Position players arrived early Saturday morning for warmups and drills, which included a 60-yard dash and defensive drills. They were judged by Baez, outfielder and hitting coach Lew Ford, and pitchers John Brownell and Rob Rogers during the first open workout in Pfaff’s 16 years with the club.
And though most everyone was there with serious intentions of competing for a spot on the roster, everyone cheered when Goodman, a former baseball player at Stony Brook who graduated in 1974, laced line drives into the outfield during his round of batting practice.
“This is a place where we try to create smiles at the end of the day and positive memories,” Pfaff said. “Whether that’s with something like a baseball game with affordable tickets and a clean, safe environment for fans to come out, or for someone like Larry to come out and chase his childhood dream one last time. That’s awesome. It’s a great story.”

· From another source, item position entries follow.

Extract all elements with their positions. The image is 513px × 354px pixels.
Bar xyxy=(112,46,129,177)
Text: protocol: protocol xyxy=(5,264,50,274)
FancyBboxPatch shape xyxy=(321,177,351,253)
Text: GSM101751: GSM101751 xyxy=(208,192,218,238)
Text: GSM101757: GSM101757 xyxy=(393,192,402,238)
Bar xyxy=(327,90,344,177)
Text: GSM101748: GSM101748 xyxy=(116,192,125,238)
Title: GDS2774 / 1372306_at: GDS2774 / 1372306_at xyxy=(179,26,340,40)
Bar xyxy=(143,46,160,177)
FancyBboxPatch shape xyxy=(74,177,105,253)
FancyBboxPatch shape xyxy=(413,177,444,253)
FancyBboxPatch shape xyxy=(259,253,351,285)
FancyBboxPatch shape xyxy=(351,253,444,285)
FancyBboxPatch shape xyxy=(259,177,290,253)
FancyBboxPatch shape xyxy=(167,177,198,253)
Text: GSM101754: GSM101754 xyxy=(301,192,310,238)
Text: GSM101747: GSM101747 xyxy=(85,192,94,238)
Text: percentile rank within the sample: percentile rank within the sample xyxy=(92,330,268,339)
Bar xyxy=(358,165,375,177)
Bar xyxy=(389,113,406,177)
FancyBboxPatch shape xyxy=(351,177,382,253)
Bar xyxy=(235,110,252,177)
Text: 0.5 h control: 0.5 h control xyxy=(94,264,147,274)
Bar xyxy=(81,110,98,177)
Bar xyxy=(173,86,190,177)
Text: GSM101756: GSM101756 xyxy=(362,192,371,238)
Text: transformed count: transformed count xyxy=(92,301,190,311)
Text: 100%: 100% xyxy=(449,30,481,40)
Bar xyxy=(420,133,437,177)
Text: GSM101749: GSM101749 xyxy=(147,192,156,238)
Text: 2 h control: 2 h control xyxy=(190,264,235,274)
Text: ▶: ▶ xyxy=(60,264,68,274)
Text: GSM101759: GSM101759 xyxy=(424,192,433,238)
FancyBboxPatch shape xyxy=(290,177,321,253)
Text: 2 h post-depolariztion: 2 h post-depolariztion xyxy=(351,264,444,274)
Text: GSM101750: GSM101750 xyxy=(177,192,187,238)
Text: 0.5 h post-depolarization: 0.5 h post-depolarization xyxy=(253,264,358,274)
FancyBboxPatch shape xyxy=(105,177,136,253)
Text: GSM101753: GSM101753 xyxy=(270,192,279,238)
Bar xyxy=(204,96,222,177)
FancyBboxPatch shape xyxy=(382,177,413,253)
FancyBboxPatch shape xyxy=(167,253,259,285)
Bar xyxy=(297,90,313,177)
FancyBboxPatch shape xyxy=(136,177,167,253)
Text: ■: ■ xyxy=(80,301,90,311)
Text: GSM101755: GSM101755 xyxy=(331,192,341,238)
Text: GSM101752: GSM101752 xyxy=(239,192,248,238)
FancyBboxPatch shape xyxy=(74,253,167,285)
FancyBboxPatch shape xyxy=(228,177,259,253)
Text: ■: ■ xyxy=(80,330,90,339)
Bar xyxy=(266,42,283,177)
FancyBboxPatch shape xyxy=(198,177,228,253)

Make no mistake, though: The open workout was not about getting publicity. In the ever-changing landscape of the Atlantic League, in which rosters change regularly, Pfaff hopes the players selected can help make the Ducks a better ballclub.
Goodman, with a hearty laugh and a toothy grin, offered his own analysis of those with whom he shared the field.
“Whoa! I was playing first base, I mean the balls are going past me so quickly,” he said. “At fantasy camp, the balls kind of trickle past you. Here it’s like a line drive and you can barely react. It’s not as easy as it looks.”